During the Cold War, Western Europe relied on NATO for defence, the North Atlantic Treaty Organization, an intergovernmental military alliance between (in the meantime) 28 European countries and 2 North American countries. And after the fall of the iron curtain, NATO expanded into the former Soviet bloc (these countries have joined the military alliance since 1990: Poland, Hungary, Czech Republic, Bulgaria, Estonia, Latvia, Lithuania, Romania, Slovakia, Slovenia, Albania, Croatia, Montenegro and North Macedonia).

So there are several reasons why there is still no European army to this day. 

  • On the part of NATO and the USA, there was the express wish not to have an army of their own. 

  • On the part of Europe, there was no need for an army of its own for a long time.

  • Furthermore, the EU often has split opinions during a big international crisis. Think of the Iraq war in 2003 or Libya in 2011.

  • The decision not to establish an army avoided many problems - and the European countries saved a lot of money. The EU nations spend a little under €200bn ($288bn) a year on defence, compared with more than $700bn spent each year by the US.

Things are changing. 

After the end of the Cold War, Europe became less important to the USA. Europe no longer had to be a firewall against communism. In addition, China is the new military superpower (alongside the USA). 

What does this mean for Europe? Probably, that it must do more to assert and defend its values and interests by itself. If necessary, also with military means. But this would be a long way to go. 

What already exists: The Common Security and Defence Policy (CSDP). It is the European Union's course of action in the fields of defence and crisis management. The CSDP was established due to the treaty of Lisbon in 2009 and is headed by the Union's High Representative Josep Borrell.

There has been some progress since its implementation. Since 2020 there has been a permanent operational headquarter for military operations in Brussels, Belgium, (Size: 154 personnel) of up to 2500 troops. 

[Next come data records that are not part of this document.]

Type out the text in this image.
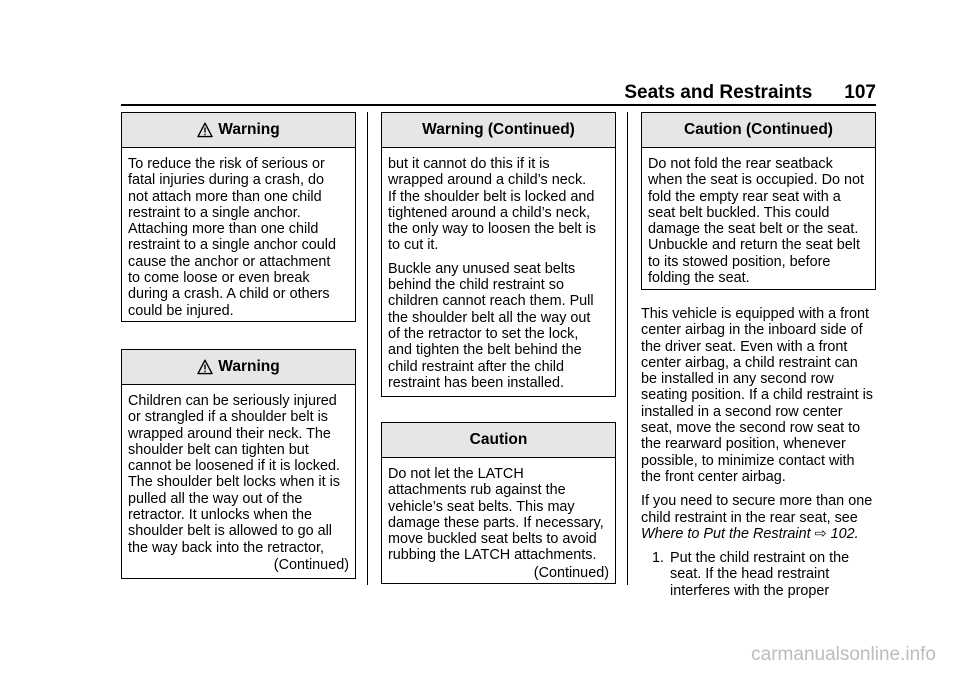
Seats and Restraints 107
Warning

To reduce the risk of serious or
fatal injuries during a crash, do
not attach more than one child
restraint to a single anchor.
Attaching more than one child
restraint to a single anchor could
cause the anchor or attachment
to come loose or even break
during a crash. A child or others
could be injured.

Warning

Children can be seriously injured
or strangled if a shoulder belt is
wrapped around their neck. The
shoulder belt can tighten but
cannot be loosened if it is locked.
The shoulder belt locks when it is
pulled all the way out of the
retractor. It unlocks when the
shoulder belt is allowed to go all
the way back into the retractor,

(Continued)
Warning (Continued)

but it cannot do this if it is
wrapped around a child’s neck.
If the shoulder belt is locked and
tightened around a child’s neck,
the only way to loosen the belt is
to cut it.

Buckle any unused seat belts
behind the child restraint so
children cannot reach them. Pull
the shoulder belt all the way out
of the retractor to set the lock,
and tighten the belt behind the
child restraint after the child
restraint has been installed.

Caution

Do not let the LATCH
attachments rub against the
vehicle’s seat belts. This may
damage these parts. If necessary,
move buckled seat belts to avoid
rubbing the LATCH attachments.

(Continued)
Caution (Continued)

Do not fold the rear seatback
when the seat is occupied. Do not
fold the empty rear seat with a
seat belt buckled. This could
damage the seat belt or the seat.
Unbuckle and return the seat belt
to its stowed position, before
folding the seat.

This vehicle is equipped with a front
center airbag in the inboard side of
the driver seat. Even with a front
center airbag, a child restraint can
be installed in any second row
seating position. If a child restraint is
installed in a second row center
seat, move the second row seat to
the rearward position, whenever
possible, to minimize contact with
the front center airbag.

If you need to secure more than one
child restraint in the rear seat, see
Where to Put the Restraint ⇨ 102.

1. Put the child restraint on the
seat. If the head restraint
interferes with the proper
carmanualsonline.info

That is not an army, of course. It is the size of one battle group

"The current surge in rhetoric about EU sovereignty, strategic autonomy and European armies has a fantasy quality," British journalist Gideon Rachman wrote these days in the Financial Times. A larger military presence is unlikely to be established in the future. Because, in a joint European army, the national parliaments had to give up their sovereignty in military matters. Forces could be sent into battle, even if a national government was opposed. Gideon Rachman has the last word: "The EU seems to be a generation or more away from allowing majority-voting on such existential questions."